To follow up on earlier analysis, using a mosaic plot also gleans some interesting information about days rest. Although this was not as clearly visible on the bar graphs, we see that there are slight variations in shot tendencies depending on the number of days rest. Teams seem to take more inside shots when they have had more rest. This again corroborates some earlier insights: it is possible that on short rest, teams are more fatigued and do not have as much energy to drive to the paint and take inside shots throughout the course of the game. As a result, teams exhibit a tendency to settle for longer range shots on short rest.

Interactive Component

https://nbviewer.jupyter.org/github/fw98/5702-Final-Project/blob/master/analysis/interactive/5702%20Interactive.ipynb

Please see the Github Repository for the notebook and html versions of the interactive component.

Conclusion

For the 1st part of our analysis, we looked at how rest (both absolute and relative) affected player’s shots. To do this, we looked at every team’s schedule, essentially ‘team’ rest. In actuality, ‘player’ rest may have been more informative than ‘team’ rest. If a player didn’t play in his previous team’s game (bench players often play sparingly), he is actually well rested. His ‘team’ rest wouldn’t reflect this, but his ‘player’ rest would. We considered trying to classify ‘player’ rest but ultimately found it too difficult. Instead, we used ‘team’ rest as a substitute for ‘player’ rest.

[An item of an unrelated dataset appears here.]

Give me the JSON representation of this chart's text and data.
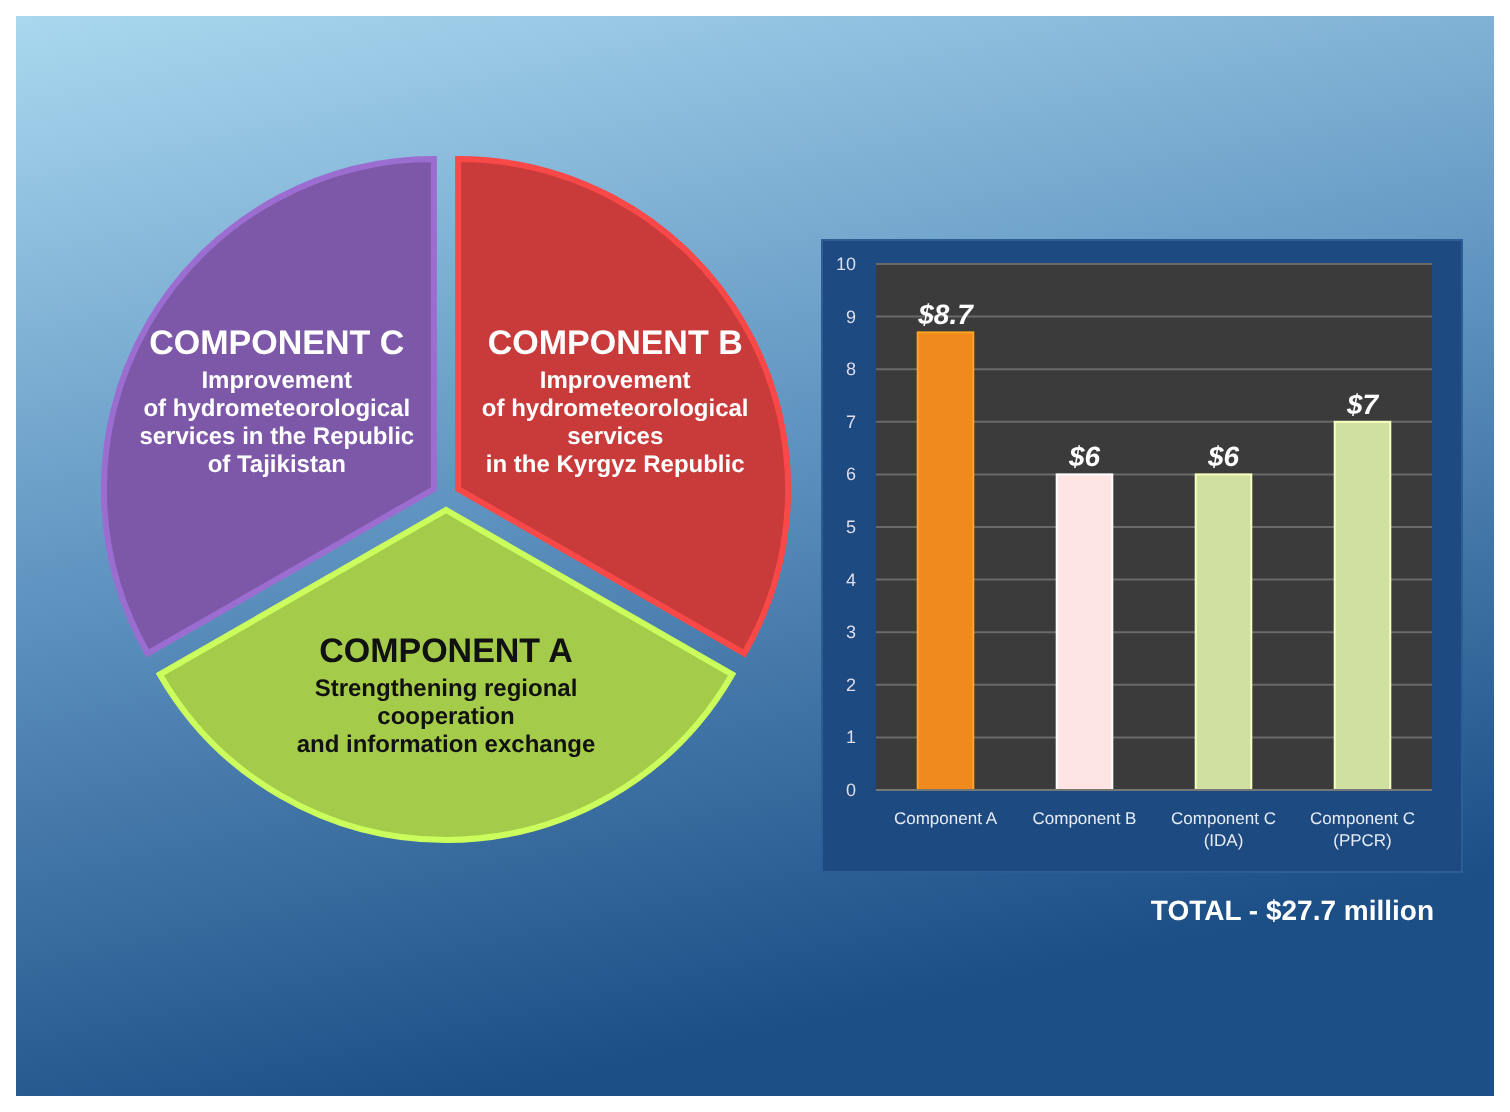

Additionally, it is possible that we could have chosen a better visualization format for our multi-variate categorical data. In some instances, our data may have been better visualized with parallel coordinate plots rather than stacked bar charts.

Additionally, when merging our 2 data sets, some player’s names didn’t merge properly (players with a ‘-‘ in their name). More thorough data merging would have addressed that.